Page:Delly - Les deux fraternités, ed 1981.djvu/168

Cette page a été validée par deux contributeurs.
166
LES DEUX FRATERNITÉS

— Pourquoi est-elle comme une pivoine, alors ? riposta Léon en désignant Claudine.

— Parce qu’elle n’est qu’une petite sotte, qui connaît fort peu le monde, et prend pour de l’argent comptant les premières fadaises qu’on s’avise de lui débiter. Alors, tu as été escortée jusqu’ici par le lieutenant et son frère ?

Claudine se leva vivement en redressant la tête d’un mouvement plein de fierté.
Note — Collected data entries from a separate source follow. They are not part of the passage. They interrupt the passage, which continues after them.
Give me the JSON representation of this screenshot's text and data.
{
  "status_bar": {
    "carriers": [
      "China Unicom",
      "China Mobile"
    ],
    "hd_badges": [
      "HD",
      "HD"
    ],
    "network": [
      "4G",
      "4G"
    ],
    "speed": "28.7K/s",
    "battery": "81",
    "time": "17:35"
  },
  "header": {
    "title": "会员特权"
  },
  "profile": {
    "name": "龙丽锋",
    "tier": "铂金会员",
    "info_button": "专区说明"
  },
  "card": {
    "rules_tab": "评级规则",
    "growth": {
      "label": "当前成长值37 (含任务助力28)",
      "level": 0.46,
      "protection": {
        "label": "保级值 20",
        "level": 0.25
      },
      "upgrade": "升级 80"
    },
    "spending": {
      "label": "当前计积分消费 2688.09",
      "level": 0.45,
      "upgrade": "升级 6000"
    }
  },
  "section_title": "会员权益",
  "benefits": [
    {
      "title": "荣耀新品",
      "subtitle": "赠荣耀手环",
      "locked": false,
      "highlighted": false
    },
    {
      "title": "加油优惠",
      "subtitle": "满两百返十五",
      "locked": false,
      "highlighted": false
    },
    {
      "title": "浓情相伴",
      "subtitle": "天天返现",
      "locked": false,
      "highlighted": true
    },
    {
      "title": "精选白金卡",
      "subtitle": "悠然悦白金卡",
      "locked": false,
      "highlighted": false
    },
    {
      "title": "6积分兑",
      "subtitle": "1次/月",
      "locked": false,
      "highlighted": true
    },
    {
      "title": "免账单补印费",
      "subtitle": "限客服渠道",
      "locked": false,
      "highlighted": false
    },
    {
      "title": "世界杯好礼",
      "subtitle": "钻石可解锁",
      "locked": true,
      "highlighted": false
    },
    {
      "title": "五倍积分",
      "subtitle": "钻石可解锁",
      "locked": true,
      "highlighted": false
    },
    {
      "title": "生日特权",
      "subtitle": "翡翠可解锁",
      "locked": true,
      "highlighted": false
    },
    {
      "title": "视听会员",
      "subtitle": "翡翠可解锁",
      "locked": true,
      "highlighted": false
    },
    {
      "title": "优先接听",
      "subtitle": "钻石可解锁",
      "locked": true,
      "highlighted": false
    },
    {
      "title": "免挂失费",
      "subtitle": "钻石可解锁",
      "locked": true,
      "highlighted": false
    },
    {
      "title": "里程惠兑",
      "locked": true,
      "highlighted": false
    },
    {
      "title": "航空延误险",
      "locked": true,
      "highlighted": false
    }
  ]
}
M. de Mollens est un homme trop bien élevé, trop au courant de toutes les convenances pour avoir seulement eu cette idée ! dit-elle en essayant de parler avec calme. Après avoir reçu ses remerciements, je me suis éloignée avec Léonie, et il a poussé la discrétion jusqu’à demeurer fort en arrière avec son frère. Soyez sans crainte, vous n’avez rien à lui apprendre en fait de savoir-vivre ! ajouta-t-elle, emportée par la sourde irritation qui montait en elle.

— Insolente ! dit Prosper avec colère. Ah ! si, je lui apprendrai quelque chose !… Quand nous serons les maîtres, il verra comment nous traiterons les galonnés de son espèce ! Il a une façon de me regarder quand par hasard il me rencontre, cet animal-là ! Et son père est tout pareil. Mais nous verrons bien qui rira le dernier !

La haine vibrait dans son accent, elle s’échappait de son regard irrité.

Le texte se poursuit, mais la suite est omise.